ゲリラ豪雨をめぐる4つの疑問…「最近増えている」は本当か

意外と昔から言われていた
藤部 文昭 プロフィール

ゲリラ豪雨は増えているか?

ゲリラ豪雨が増えていると言われる。その原因とされるのは、地球温暖化と都市化である。実際はどうだろうか?

ゲリラかどうかはともかくとして、強い降水は世界の多くの地域で増えている。日本の強雨回数や大雨日数の長期変化は、気象庁のサイトで見ることができる(https://www.data.jma.go.jp/cpdinfo/extreme/extreme_p.html)。

強い降水の世界的な増加は、地球温暖化の結果であると考えて矛盾はない。なぜなら、気温が上がれば飽和水蒸気量が増えるからである。

飽和水蒸気量とは、大気中に最大限存在できる水蒸気の量である。これは、気温が1℃上がるごとに6~7%増える。それだけ、大気に多くの水蒸気が存在することができ、より強い降水をもたらすことができると考えられる。
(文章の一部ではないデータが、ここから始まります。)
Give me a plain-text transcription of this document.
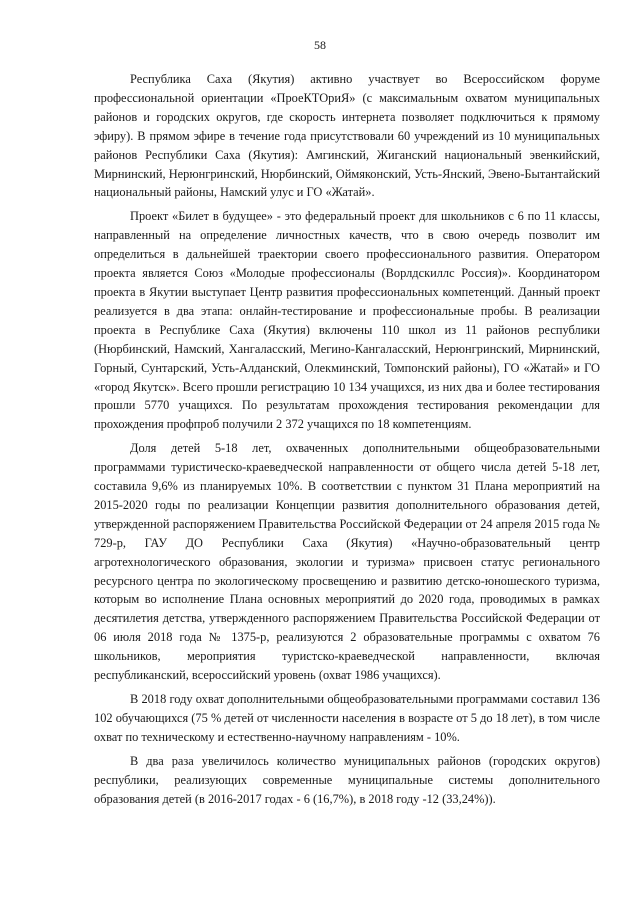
58

Республика Саха (Якутия) активно участвует во Всероссийском форуме профессиональной ориентации «ПроеКТОриЯ» (с максимальным охватом муниципальных районов и городских округов, где скорость интернета позволяет подключиться к прямому эфиру). В прямом эфире в течение года присутствовали 60 учреждений из 10 муниципальных районов Республики Саха (Якутия): Амгинский, Жиганский национальный эвенкийский, Мирнинский, Нерюнгринский, Нюрбинский, Оймяконский, Усть-Янский, Эвено-Бытантайский национальный районы, Намский улус и ГО «Жатай».

Проект «Билет в будущее» - это федеральный проект для школьников с 6 по 11 классы, направленный на определение личностных качеств, что в свою очередь позволит им определиться в дальнейшей траектории своего профессионального развития. Оператором проекта является Союз «Молодые профессионалы (Ворлдскиллс Россия)». Координатором проекта в Якутии выступает Центр развития профессиональных компетенций. Данный проект реализуется в два этапа: онлайн-тестирование и профессиональные пробы. В реализации проекта в Республике Саха (Якутия) включены 110 школ из 11 районов республики (Нюрбинский, Намский, Хангаласский, Мегино-Кангаласский, Нерюнгринский, Мирнинский, Горный, Сунтарский, Усть-Алданский, Олекминский, Томпонский районы), ГО «Жатай» и ГО «город Якутск». Всего прошли регистрацию 10 134 учащихся, из них два и более тестирования прошли 5770 учащихся. По результатам прохождения тестирования рекомендации для прохождения профпроб получили 2 372 учащихся по 18 компетенциям.

Доля детей 5-18 лет, охваченных дополнительными общеобразовательными программами туристическо-краеведческой направленности от общего числа детей 5-18 лет, составила 9,6% из планируемых 10%. В соответствии с пунктом 31 Плана мероприятий на 2015-2020 годы по реализации Концепции развития дополнительного образования детей, утвержденной распоряжением Правительства Российской Федерации от 24 апреля 2015 года № 729-р, ГАУ ДО Республики Саха (Якутия) «Научно-образовательный центр агротехнологического образования, экологии и туризма» присвоен статус регионального ресурсного центра по экологическому просвещению и развитию детско-юношеского туризма, которым во исполнение Плана основных мероприятий до 2020 года, проводимых в рамках десятилетия детства, утвержденного распоряжением Правительства Российской Федерации от 06 июля 2018 года № 1375-р, реализуются 2 образовательные программы с охватом 76 школьников, мероприятия туристско-краеведческой направленности, включая республиканский, всероссийский уровень (охват 1986 учащихся).

В 2018 году охват дополнительными общеобразовательными программами составил 136 102 обучающихся (75 % детей от численности населения в возрасте от 5 до 18 лет), в том числе охват по техническому и естественно-научному направлениям - 10%.

В два раза увеличилось количество муниципальных районов (городских округов) республики, реализующих современные муниципальные системы дополнительного образования детей (в 2016-2017 годах - 6 (16,7%), в 2018 году -12 (33,24%)).
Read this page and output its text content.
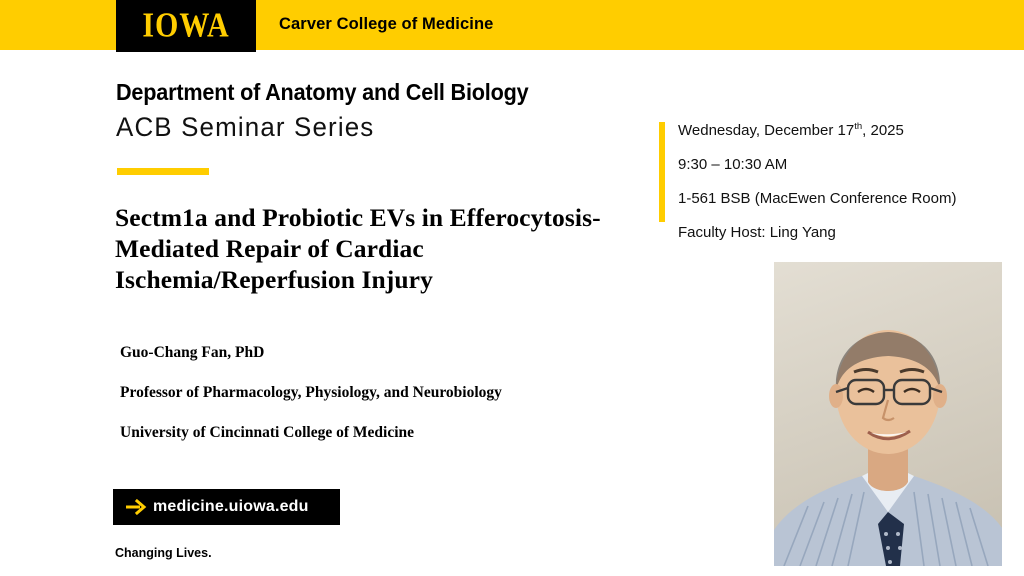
IOWA	Carver College of Medicine
Department of Anatomy and Cell Biology
ACB Seminar Series
Sectm1a and Probiotic EVs in Efferocytosis-Mediated Repair of Cardiac Ischemia/Reperfusion Injury
Guo-Chang Fan, PhD
Professor of Pharmacology, Physiology, and Neurobiology
University of Cincinnati College of Medicine
medicine.uiowa.edu
Changing Lives.
Wednesday, December 17th, 2025
9:30 – 10:30 AM
1-561 BSB (MacEwen Conference Room)
Faculty Host: Ling Yang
もっとも、気候変動のメカニズムは単純ではなく、上記はあくまでも大ざっぱな議論である。

都市のヒートアイランドも、強い雨を増加させると言われる。地球温暖化による変化と違い、使えるデータが少ない(大都市に限られる)ため、その検証は簡単ではないが、それでも、東京都心で短時間の降水が増えているとする研究結果が出ている。

 

一方、スーパーコンピュータを使った研究によると、都市の影響のしかたは事例によって違い、都市の存在によって降水量が大幅に増える場合もあれば、かえって減る場合もある。少数の事例から早まった結論を出さない注意が必要である。しかし、何ヵ月間もの計算結果を平均すると、東京やその周辺では都市があることによって降水量が1~2割増えるという[3]。

ヒートアイランドが降水を増加させるメカニズムは、地球温暖化の場合とは違う。都市は植物が少なく、地表面がコンクリートやアスファルトで覆われているため、蒸発が抑制され、水蒸気量は少ない。しかし、ヒートアイランドによって上昇気流が生じ、これによって都市の上空へ水蒸気が汲み上げられて、雲が発達しやすくなると考えられる。また、高層建築物が障壁になって上昇気流を作り出し、雲ができるきっかけを作るという見方もある[4]。

以上のように、強い雨が増えつつあることは事実だと考えられるが、その一方、「ゲリラ豪雨の激増」というイメージが先行しているという一面もありそうに思える。

近年は天気予報の精度が上がり、雨の予報は以前よりも当たるようになってきた。そういう中で、突然ザーッと降ってくる予期しない雨に遭うと、強い印象が残るのではないだろうか。このあたりは、データに基づいて変化の実態をきちんと押さえていくことが必要であろう。

〈参考文献〉

[1]牛山素行、2011: 「ゲリラ豪雨」と災害の関係について. 土木学会論文集B1 (水工学)、67、I_505-I_510.

[2]中北英一, 山口弘誠, 山邊洋之, 2009: レーダー情報を用いたゲリラ豪雨の卵の解析. 京都大学防災研究所年報,52B,547-562.

[3]Kusaka, H. et al., 2014: Mechanism of precipitation increase with urbanization in Tokyo as revealed by ensemble climate simulations. J. Appl. Meteorol. Climatol., 53, 824-839.

[4] 高橋日出男,中村康子,鈴木博人, 2011: 東京都区部における強雨頻度分布と建築物高度の空間構造との関係. 地学雑誌,120, 359-381.